Uganda’s minimum health care package: rationing within the minimum?
Uganda’s minimum health care package: rationing within the minimum?
Unrealistic health goals led to implicit rationing and worsened inequality
The concept of a minimum health care package (MHCP) has been used as a means of setting priorities for national health budgets. The aim is to identify a set of health services to which the government can afford to provide free access; this is intended to assist with resource allocation in the face of a huge and growing health burden and small public budgets.
This paper examines the MHCP written into Uganda’s health sector plan in order to assess the problems in evaluating costs and effectiveness of health care interventions as well as in the planning and delivery of services.
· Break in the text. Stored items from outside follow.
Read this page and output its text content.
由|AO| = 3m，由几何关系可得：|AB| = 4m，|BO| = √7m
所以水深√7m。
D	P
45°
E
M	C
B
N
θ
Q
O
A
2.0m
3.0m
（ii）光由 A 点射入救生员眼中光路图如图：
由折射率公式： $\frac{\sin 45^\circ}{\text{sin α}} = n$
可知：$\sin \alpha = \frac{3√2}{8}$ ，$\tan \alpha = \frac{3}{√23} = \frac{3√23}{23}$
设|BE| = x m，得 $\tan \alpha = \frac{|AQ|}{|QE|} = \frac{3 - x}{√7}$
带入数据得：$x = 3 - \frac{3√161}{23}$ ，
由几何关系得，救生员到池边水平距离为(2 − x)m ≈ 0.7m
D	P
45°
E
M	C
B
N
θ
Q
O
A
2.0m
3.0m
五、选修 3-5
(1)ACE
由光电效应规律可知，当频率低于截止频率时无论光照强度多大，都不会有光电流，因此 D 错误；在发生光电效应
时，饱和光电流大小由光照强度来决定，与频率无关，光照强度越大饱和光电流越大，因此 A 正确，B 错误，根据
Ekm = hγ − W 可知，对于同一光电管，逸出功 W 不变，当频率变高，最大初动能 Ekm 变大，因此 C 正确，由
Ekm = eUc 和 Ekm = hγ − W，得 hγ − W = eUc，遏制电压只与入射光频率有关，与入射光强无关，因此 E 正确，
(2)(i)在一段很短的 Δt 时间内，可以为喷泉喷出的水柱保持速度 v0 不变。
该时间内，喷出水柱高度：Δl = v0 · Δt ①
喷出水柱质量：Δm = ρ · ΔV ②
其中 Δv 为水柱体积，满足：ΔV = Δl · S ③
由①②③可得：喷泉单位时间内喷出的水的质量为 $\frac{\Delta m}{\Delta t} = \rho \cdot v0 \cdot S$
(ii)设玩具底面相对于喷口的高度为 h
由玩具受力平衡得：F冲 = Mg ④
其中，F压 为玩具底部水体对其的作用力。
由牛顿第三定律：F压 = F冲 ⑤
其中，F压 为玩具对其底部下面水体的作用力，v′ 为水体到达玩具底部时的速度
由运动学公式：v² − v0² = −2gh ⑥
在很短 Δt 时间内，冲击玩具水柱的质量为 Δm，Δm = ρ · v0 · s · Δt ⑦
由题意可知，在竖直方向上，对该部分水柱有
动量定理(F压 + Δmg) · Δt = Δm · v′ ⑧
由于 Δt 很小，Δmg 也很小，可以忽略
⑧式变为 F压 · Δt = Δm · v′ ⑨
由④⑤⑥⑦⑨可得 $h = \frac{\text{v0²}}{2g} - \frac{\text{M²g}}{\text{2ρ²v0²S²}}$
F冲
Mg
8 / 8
It draws on secondary sources including a national household survey from 2002/03.
It argues that:
- the application of cost-effectiveness techniques seems not to have had an effect on priority setting in the MHCP
- fulfilling the health system’s aim of providing universal access to the MHCP would cost $28 per capita, whereas only $8 per capita is currently available
- as a consequence of this funding shortage, implicit rationing has occurred in the provision of the MHCP; urban populations have been more able to benefit than those living in rural areas who face significant costs in travelling to hospital
- wealthier groups have also been more able to access higher quality services within the MHCP
- only about 30 per cent of the population actually use the public health system; the remainder use private clinics and drug shops
- poor targeting of the package to poor and vulnerable means that the groups most able to benefit are not the main beneficiaries of the interventions
- data on the costs and effectiveness of the interventions in the Ugandan context have been lacking.
The paper recommends that:
- in order to meet its aim of contributing to poverty eradication, the health sector needs to refine the service package that it offers so that it is in accordance with the system’s capacity for financing and its human and technological resources
- an explicit and vigorously pursued policy of targeting is required, including reducing access costs to services for the rural population; this would entail a community-based approach to planning and financing in order to identify workable strategies for particular localities
- a significant increase in financial and other resources will be required to provide the minimum package given its current scope; the increase will have to be even greater if the aim is to provide universal access.